US and EMU yields today show a mixed picture. US yield markets rose after closing on Friday by 3-4 basis points to at least partially catch up to Friday’s rise in the EAs. Meanwhile, German yields fell by 4.5-2.5 basis points in what we consider to be essentially a technically inspired trade. ECB President Lagarde reiterated to the EU Parliament that there is no need for stronger action at the moment and that the bank is confident that inflation will return to target with appropriate monetary policy measures. The headlines of the US-Iran negotiations do not provide any clear guidance to the market. After escalating tensions over the weekend (comments by President Trump; ongoing attacks between Israel and Hezbollah in Lebanon), Brent crude briefly jumped to $82 per barrel only to retreat to below $79 per barrel currently, with Iran indicating that mediators Qatar and Pakistan had facilitated “significant progress” in the talks. European stocks show modest gains (EuroStoxx 50 +0.4%). US indices opened little changed (S&P 500 +0.2%). There are also no major movements in the major exchange rates for the US dollar. At EUR/USD 1.143 and DXY 101, the US currency easily maintains last week’s gains as markets evaluate the concrete action taken by the Fed as the MPC statement said it will fulfill its mandate of price stability.

News and opinions

A batch of Polish economic data for May surprised largely to the downside today and kept the zloty on the defensive, including against its regional counterparts (Czech Koruna and Hungarian Forint). EUR/PLN rose towards 4.27, heading towards the highest closing level since early April. Polish swap yields lose more than 3 basis points across the curve. Despite this, financial markets continue to err (slightly) in the direction of raising interest rates rather than lowering them. Retail sales rose 4.4% year over year last month, up from 2.8% in April but well below the 6.7% expected. After correcting for inflation, sales fell by 1.7% m/m (vs. -0.9% expected) after a 0.8% decline in April. Wages fell by 3.8% month-on-month, taking the annual reading from a five-year low in April (5.4%) to a lower-than-expected 5.8%. The labor market data was somewhat in line with the consensus but offered little reason to cheer. Employment decreased by 0.1% m/m (-0.9% y/y). In the past two years, monthly employment has actually increased on only three occasions. Producer price index inflation stabilized in May, missing expectations for a 0.3% increase.

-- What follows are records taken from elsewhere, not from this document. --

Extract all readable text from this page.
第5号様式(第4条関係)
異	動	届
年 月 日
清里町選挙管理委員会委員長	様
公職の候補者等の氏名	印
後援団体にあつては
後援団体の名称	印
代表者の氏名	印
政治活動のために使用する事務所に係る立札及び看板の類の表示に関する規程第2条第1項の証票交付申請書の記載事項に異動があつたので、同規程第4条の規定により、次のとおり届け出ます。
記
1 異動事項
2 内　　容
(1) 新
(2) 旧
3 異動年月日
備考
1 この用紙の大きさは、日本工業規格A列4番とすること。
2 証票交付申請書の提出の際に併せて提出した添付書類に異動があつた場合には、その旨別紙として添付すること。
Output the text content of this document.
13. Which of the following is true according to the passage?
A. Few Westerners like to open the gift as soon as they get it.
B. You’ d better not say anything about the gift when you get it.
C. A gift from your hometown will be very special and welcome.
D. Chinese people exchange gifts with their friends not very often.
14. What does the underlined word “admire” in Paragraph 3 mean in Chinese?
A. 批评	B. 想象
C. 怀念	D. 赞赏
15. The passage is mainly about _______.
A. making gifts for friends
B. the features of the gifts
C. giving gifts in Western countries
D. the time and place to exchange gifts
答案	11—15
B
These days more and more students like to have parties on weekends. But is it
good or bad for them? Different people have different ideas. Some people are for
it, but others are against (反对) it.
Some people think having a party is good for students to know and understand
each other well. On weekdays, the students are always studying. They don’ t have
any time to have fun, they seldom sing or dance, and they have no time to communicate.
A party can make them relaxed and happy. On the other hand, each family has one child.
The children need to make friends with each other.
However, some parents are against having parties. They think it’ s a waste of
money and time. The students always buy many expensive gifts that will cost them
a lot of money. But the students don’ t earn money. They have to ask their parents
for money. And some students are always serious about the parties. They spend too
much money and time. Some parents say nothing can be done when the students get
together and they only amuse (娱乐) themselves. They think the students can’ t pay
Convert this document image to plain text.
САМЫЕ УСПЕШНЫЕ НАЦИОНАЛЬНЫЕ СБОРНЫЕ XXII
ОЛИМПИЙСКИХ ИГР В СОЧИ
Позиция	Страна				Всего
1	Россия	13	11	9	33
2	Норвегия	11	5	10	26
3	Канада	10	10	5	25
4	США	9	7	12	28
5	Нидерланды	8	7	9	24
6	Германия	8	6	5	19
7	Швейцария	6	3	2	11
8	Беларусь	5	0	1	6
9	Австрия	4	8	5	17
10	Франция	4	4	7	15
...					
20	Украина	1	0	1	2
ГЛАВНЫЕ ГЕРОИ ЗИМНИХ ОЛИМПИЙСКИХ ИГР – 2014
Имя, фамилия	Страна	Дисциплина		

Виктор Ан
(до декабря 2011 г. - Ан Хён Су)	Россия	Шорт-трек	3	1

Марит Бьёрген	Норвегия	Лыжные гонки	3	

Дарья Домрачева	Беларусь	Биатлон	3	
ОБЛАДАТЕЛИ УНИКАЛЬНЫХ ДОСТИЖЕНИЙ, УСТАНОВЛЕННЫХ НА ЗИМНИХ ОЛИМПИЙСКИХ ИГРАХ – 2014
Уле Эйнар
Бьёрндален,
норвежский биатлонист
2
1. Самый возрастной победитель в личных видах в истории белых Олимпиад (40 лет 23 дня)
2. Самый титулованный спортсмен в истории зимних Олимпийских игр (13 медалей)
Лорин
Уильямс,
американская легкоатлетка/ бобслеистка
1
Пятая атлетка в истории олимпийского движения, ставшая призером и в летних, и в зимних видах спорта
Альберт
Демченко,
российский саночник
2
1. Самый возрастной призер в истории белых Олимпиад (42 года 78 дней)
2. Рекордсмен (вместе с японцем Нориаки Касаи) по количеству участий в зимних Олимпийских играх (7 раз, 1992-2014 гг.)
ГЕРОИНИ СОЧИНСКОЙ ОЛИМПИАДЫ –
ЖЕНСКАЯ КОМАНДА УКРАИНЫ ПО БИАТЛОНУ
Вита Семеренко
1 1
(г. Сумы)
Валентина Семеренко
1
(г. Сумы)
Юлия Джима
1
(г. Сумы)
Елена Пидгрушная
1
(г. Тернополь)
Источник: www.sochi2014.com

Canadian inflation rose by more than expected by 1% month-on-month in May, pushing the annual figure from 2.8% to 3.2%. This is the fastest pace since December 2023 and above the Bank of Canada’s 1-3% target range. High gasoline prices (33.2% year-on-year) continued to drive the acceleration. But even without that, the CPI still accelerated from 2% to 2.2% in May, Statistics Canada said. Core inflation excluding food and energy rose 1.6% compared to 1.5% in April. The Bank of Canada’s preferred measure, which trimmed the average core CPI, is in line with April’s five-and-a-half-year low of 2%. Today’s numbers were in line with expectations and slightly higher. The Canadian dollar strengthened marginally to 1.416 USD/CAD. The pair was approaching the 1.42 mark earlier in the day, a level last seen in April 2025. The Bank of Canada at its June meeting showed little haste to respond to the current inflation spike, citing the underlying inflation trend and the view that the economy is operating below its potential. Canadian financial markets have a 70% chance of raising interest rates at the end of 2026.